The Altair Community is migrating to a new platform to provide a better experience for you. In preparation for the migration, the Altair Community is on read-only mode from October 28 - November 6, 2024. Technical support via cases will continue to work as is. For any urgent requests from Students/Faculty members, please submit the form linked here
Cross Validation # of k's
Hey guys!
Just wondering is there any guidelines on how many validation (k's) is to be performed when doing cross-validation?
Let's say I have 100k data, how many is said to be enough or alright?
Tagged:
0
Answers
The default setting (10) has been a consensus for a long time.
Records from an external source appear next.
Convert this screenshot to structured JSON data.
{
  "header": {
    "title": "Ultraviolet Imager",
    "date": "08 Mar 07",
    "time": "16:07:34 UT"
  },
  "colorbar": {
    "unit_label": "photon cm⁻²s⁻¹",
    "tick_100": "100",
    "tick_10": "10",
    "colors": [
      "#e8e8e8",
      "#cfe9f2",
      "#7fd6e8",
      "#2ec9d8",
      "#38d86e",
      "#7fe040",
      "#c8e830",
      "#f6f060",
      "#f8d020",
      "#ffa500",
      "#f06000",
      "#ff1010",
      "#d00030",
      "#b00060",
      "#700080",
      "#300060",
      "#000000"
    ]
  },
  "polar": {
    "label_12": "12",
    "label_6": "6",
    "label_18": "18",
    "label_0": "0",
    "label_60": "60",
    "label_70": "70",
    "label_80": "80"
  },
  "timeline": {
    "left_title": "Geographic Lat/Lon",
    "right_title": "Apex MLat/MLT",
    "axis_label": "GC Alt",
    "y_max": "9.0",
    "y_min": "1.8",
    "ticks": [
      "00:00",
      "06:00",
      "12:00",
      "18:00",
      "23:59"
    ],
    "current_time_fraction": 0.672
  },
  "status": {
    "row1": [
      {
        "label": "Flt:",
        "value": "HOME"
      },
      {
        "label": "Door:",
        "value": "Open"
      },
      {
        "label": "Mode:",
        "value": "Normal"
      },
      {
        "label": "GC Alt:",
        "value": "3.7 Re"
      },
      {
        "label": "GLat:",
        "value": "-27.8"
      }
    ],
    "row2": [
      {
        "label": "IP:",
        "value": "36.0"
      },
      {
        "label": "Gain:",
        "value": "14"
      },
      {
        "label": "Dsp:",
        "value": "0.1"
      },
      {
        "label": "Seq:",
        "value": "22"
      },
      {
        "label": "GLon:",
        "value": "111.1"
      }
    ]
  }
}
Depending on your data and the stability of your models, you could get away with less or need more.
Try different values and look for the variance of both the main performance number and the calculated variance. if these stay stable, you have enough data and stable enough models so you can go with less iterations.
I agree with @BalazsBarany that 10 folds is the default consensus, but with large datasets, you can usually get away with 5. As noted, stability of the performance is the key measure. If you have a small dataset you might consider the leave-one-out option but for larger datasets it is not at all recommended.
Lindon Ventures
Data Science Consulting from Certified RapidMiner Experts
I agree and if you need a reference for that, then see: Ron Kohavi, A study of cross-validation and bootstrap for accuracy estimation and model selection, Proceedings of the 14th international joint conference on Artificial intelligence, p.1137-1143, August 20-25, 1995, Montreal, Quebec, Canada.
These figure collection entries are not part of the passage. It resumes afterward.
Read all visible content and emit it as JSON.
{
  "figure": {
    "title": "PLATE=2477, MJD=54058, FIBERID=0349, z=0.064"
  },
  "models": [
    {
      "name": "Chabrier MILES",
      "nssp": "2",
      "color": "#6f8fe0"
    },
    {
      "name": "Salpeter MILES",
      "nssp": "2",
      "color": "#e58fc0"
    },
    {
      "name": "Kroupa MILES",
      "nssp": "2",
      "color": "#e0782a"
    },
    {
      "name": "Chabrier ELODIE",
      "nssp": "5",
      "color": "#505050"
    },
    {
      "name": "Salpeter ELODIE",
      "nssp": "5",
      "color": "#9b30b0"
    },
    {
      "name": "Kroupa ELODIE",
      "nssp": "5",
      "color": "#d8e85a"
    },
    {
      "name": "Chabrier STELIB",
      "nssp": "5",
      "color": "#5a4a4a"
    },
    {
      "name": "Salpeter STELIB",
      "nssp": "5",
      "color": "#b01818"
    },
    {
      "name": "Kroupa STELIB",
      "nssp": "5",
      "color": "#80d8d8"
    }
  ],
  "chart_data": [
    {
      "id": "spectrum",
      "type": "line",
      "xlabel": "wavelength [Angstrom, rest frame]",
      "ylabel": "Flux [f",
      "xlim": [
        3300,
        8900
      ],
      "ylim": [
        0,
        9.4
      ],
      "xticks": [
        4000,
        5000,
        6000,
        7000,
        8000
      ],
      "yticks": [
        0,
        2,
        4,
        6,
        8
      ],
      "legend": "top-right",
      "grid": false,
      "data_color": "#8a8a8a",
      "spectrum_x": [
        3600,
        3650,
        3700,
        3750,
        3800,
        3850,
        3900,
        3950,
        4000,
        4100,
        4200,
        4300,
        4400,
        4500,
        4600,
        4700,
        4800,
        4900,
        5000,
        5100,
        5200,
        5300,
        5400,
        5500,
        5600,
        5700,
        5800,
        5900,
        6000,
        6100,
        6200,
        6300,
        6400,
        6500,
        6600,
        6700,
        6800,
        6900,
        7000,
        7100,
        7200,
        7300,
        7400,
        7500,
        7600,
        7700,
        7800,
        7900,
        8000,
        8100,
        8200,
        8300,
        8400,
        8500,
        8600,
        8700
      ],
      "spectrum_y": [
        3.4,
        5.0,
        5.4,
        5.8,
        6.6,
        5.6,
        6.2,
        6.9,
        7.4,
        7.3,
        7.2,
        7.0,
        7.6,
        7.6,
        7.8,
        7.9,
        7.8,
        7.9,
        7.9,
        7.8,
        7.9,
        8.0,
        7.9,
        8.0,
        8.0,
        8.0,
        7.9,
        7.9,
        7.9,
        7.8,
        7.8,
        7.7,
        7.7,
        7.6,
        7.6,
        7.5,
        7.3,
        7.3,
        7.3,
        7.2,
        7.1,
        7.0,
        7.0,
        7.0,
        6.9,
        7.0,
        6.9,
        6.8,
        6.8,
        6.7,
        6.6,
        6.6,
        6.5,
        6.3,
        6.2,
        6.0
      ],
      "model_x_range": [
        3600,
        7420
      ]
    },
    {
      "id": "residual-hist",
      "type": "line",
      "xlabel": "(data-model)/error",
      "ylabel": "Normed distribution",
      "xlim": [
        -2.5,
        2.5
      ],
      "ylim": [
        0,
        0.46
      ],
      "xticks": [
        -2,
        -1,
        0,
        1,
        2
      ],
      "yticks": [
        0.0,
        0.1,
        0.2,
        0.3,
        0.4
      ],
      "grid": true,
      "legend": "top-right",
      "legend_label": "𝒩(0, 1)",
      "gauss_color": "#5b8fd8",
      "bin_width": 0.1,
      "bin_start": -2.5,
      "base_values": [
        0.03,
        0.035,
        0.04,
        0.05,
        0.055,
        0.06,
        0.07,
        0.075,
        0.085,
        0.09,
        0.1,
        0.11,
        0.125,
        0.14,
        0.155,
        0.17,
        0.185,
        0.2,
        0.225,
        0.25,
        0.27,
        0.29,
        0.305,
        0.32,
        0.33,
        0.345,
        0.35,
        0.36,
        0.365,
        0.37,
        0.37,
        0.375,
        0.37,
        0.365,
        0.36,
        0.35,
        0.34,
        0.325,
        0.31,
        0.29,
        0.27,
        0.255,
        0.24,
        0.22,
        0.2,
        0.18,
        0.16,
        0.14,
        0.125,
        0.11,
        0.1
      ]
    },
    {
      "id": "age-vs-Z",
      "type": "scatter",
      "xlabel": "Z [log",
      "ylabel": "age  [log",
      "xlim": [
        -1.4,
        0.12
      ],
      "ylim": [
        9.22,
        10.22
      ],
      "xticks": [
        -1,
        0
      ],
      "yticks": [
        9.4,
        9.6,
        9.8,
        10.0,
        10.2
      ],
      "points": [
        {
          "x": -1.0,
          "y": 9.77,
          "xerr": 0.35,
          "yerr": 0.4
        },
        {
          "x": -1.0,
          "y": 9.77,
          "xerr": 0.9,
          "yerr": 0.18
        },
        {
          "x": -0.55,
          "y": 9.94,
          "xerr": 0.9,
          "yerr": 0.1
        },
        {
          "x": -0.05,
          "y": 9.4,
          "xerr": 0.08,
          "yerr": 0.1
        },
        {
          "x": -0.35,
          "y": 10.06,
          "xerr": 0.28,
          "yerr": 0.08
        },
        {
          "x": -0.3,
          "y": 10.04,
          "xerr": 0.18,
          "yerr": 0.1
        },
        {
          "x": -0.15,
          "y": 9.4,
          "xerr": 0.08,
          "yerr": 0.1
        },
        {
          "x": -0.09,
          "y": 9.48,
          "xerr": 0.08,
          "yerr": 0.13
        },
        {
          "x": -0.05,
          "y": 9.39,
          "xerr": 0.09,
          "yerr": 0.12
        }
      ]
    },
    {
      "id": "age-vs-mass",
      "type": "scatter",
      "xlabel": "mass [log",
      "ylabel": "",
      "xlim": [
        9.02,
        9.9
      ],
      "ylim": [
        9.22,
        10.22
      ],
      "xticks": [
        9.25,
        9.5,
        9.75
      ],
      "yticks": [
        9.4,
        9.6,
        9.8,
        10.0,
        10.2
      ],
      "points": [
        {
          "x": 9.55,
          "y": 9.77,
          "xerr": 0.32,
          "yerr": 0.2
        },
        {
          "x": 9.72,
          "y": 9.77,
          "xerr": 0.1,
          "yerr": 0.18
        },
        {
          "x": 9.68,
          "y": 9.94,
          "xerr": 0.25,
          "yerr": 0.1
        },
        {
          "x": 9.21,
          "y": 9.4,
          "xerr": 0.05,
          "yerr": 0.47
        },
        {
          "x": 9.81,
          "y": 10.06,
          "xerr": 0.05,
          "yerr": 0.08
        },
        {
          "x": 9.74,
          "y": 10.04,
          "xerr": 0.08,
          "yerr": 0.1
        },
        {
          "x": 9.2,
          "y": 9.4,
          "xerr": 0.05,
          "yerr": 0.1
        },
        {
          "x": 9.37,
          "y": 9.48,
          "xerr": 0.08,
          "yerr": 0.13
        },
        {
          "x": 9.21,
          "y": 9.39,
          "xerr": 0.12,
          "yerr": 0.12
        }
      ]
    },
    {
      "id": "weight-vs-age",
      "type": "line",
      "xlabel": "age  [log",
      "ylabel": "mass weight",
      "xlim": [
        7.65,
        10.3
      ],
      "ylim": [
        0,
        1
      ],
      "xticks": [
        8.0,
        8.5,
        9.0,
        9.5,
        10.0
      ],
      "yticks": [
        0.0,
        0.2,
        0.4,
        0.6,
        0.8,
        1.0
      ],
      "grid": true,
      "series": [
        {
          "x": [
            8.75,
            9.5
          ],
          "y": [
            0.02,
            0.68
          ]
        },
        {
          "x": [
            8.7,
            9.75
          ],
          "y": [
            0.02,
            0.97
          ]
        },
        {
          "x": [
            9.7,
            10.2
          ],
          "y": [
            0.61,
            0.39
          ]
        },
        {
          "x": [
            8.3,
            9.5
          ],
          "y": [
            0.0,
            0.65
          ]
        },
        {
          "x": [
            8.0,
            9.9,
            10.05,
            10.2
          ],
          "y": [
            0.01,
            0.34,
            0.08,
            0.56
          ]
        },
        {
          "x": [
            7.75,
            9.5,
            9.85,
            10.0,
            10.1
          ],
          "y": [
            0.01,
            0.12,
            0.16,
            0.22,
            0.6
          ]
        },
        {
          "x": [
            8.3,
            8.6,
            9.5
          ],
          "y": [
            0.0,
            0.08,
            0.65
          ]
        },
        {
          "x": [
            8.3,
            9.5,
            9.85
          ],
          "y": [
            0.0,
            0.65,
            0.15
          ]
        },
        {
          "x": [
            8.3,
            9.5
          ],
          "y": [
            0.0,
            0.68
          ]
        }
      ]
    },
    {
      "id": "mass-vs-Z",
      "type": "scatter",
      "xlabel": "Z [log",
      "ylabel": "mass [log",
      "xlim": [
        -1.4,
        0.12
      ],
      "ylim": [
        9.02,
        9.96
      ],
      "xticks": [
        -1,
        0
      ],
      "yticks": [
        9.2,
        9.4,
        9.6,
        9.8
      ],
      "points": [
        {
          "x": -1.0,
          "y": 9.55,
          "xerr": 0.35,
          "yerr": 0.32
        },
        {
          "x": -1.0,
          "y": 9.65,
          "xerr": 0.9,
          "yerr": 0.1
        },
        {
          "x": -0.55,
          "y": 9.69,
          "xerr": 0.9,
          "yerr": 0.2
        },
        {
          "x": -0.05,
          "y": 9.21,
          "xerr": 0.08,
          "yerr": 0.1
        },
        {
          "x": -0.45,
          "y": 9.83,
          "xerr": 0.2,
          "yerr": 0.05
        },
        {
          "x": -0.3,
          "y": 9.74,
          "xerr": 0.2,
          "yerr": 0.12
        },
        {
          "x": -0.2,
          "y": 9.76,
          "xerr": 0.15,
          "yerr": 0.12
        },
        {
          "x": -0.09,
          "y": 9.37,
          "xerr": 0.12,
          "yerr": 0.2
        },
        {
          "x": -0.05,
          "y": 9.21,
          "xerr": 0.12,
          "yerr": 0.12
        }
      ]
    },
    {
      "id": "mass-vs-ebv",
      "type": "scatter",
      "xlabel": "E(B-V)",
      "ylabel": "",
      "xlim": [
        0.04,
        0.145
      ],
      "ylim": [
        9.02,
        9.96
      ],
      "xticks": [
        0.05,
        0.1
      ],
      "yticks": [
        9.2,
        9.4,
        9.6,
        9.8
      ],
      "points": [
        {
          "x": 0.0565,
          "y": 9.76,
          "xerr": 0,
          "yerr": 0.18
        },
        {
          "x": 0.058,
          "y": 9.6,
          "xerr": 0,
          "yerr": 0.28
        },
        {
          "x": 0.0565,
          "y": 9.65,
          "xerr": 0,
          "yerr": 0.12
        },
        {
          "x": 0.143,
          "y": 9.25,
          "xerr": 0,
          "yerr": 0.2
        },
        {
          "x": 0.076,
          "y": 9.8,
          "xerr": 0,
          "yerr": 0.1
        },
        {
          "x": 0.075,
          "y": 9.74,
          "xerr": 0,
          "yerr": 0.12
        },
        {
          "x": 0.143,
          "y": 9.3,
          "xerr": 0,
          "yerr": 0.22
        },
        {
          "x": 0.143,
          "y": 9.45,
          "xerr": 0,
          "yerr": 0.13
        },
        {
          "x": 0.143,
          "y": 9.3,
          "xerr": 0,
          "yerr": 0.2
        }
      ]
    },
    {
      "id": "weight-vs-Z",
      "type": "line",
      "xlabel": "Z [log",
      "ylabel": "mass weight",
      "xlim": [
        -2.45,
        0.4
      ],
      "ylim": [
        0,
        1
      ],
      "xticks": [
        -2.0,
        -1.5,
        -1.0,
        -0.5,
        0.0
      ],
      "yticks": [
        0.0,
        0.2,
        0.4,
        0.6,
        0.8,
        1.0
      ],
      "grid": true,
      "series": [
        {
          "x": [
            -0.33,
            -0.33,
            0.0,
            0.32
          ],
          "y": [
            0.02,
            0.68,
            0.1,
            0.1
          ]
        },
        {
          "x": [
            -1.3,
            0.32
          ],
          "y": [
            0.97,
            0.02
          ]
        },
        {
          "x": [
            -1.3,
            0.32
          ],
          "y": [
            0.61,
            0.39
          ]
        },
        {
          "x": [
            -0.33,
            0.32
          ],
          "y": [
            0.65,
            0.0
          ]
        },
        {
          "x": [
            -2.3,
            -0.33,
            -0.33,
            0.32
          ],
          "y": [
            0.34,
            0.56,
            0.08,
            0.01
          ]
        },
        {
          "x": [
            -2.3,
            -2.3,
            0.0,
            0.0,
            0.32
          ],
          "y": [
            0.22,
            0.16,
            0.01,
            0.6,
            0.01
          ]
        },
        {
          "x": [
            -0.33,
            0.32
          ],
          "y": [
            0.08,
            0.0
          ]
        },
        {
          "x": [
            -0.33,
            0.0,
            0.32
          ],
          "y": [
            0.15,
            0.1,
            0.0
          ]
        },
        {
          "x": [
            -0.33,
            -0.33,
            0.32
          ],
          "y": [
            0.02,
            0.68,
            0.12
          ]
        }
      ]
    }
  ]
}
The choice of k is an example of the Bias-Variance trade-off present in every estimation.
The Leave-One-Out CV is the most unbiased one, but it can have a very high variance (the models trained using the same dataset but one point are highly correlated).
The CVs with decreasing value of k will tend to be more biased (overestimating) but with lower variance.
In practical terms, if the estimation of the model performance is very important you can do several CV with k ranging from 5-20, and then choose the one that has the maximum acceptable variance. If the estimation is not very important (i.e. is used only for feature selection or parameter optimization), then you can leave it at 10, or reduce to 5 if you need to do it fast.